While the ESI is up nearly seven points from its all-time low of 22.2 in November of last year, the figure for May is still significantly lower than one year ago, indicating that the U.S. economy has not yet worked through the current recession. Introduced in April 2009, the ESI has been back-tested to 1990, allowing a detailed retrospective look at the indicator’s propensity for anticipating changes in the U.S. economy.
“The ESI has tended to reflect more caution about the economy than other leading indicators,” Dow Jones Newswires “Money Talks” columnist Alen Mattich said. “The May increase leads me to believe that while the economy may have bottomed out, we still have a way to go before we can comfortably say we’re moving out of this deep recession.”
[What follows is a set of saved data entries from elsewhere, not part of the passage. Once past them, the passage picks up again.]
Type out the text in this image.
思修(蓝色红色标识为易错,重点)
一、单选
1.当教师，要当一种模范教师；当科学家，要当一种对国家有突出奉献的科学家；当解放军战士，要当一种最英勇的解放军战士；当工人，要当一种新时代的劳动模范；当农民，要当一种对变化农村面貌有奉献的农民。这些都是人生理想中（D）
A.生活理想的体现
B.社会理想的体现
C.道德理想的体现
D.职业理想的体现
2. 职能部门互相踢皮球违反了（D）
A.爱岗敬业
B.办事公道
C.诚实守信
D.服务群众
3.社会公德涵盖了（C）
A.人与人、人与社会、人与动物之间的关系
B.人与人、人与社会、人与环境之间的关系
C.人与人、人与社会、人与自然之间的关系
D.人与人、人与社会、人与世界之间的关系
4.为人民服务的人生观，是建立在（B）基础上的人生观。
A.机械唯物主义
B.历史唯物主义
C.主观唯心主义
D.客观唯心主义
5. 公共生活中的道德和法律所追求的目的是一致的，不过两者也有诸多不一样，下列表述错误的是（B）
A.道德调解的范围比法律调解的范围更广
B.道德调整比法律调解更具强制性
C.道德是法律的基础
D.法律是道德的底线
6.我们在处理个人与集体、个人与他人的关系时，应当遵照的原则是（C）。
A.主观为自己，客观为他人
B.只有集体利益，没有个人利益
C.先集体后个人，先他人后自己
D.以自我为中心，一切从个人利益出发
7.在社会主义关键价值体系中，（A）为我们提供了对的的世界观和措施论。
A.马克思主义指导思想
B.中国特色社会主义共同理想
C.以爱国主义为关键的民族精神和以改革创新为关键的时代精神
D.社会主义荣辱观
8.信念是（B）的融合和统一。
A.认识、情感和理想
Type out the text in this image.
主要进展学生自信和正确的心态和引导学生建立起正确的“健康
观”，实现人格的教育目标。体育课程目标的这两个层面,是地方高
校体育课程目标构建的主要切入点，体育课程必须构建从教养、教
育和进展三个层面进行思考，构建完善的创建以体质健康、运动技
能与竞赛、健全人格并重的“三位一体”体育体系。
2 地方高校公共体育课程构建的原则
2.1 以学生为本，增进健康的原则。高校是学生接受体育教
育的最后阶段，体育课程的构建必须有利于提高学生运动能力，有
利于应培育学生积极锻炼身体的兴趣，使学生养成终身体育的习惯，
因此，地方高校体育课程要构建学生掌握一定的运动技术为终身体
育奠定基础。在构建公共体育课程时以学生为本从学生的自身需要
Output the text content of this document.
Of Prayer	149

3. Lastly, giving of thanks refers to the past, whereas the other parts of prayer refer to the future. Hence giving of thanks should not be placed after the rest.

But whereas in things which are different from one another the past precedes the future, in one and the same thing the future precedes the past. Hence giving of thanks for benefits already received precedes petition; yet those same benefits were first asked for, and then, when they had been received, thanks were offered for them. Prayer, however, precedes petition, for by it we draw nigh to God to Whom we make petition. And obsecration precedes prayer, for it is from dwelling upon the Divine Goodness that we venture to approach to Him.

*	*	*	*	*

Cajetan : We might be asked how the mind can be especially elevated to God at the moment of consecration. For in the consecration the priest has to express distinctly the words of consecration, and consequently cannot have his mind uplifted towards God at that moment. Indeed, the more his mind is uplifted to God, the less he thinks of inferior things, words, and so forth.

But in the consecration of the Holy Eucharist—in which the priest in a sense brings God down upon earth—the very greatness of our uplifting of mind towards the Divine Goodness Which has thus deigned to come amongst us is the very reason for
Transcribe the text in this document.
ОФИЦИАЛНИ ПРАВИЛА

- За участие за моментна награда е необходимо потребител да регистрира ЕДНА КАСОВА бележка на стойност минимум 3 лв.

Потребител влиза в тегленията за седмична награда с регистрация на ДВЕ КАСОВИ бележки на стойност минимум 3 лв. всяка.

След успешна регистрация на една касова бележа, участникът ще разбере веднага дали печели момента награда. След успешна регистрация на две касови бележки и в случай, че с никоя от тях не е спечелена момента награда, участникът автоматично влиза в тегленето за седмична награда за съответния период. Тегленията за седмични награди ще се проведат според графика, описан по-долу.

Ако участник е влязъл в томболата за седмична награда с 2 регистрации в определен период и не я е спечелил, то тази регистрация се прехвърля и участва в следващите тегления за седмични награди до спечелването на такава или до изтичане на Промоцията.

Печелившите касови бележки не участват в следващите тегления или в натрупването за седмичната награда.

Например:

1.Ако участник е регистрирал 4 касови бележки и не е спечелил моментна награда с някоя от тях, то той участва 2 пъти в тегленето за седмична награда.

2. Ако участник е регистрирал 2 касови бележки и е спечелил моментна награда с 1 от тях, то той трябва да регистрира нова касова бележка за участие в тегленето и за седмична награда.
The Dow Jones Economic Sentiment Indicator aims to predict the health of the U.S. economy by analyzing the coverage of 15 major daily newspapers in the U.S. It uses a numerical scale from 0 to 100 to express the balance of sentiment in articles about the economy. The ESI represents one of the most comprehensive and far-reaching examinations of media coverage as an economic indicator. The ESI’s back-testing to 1990 shows that the ESI clearly highlighted the risk that the U.S. economy was sliding into recession in 2001 and 2008 and suggests the indicator can help predict economic turning points as much as seven months in advance of other indicators.
Unlike some other indicators where 50 is a clear break-point between recession and recovery, the ESI needs to be read with reference to longer trends. Based on the ESI’s performance since 1990, previous recoveries have been marked by substantial month-to-month gains, with a jump of three points seeming to be a sign of significant improvement. A drop below 50 marks the point at which there is a clear risk of a slowdown.
The Dow Jones Economic Sentiment Indicator is calculated using a proprietary algorithm through Dow Jones Insight, a media tracking and analysis tool.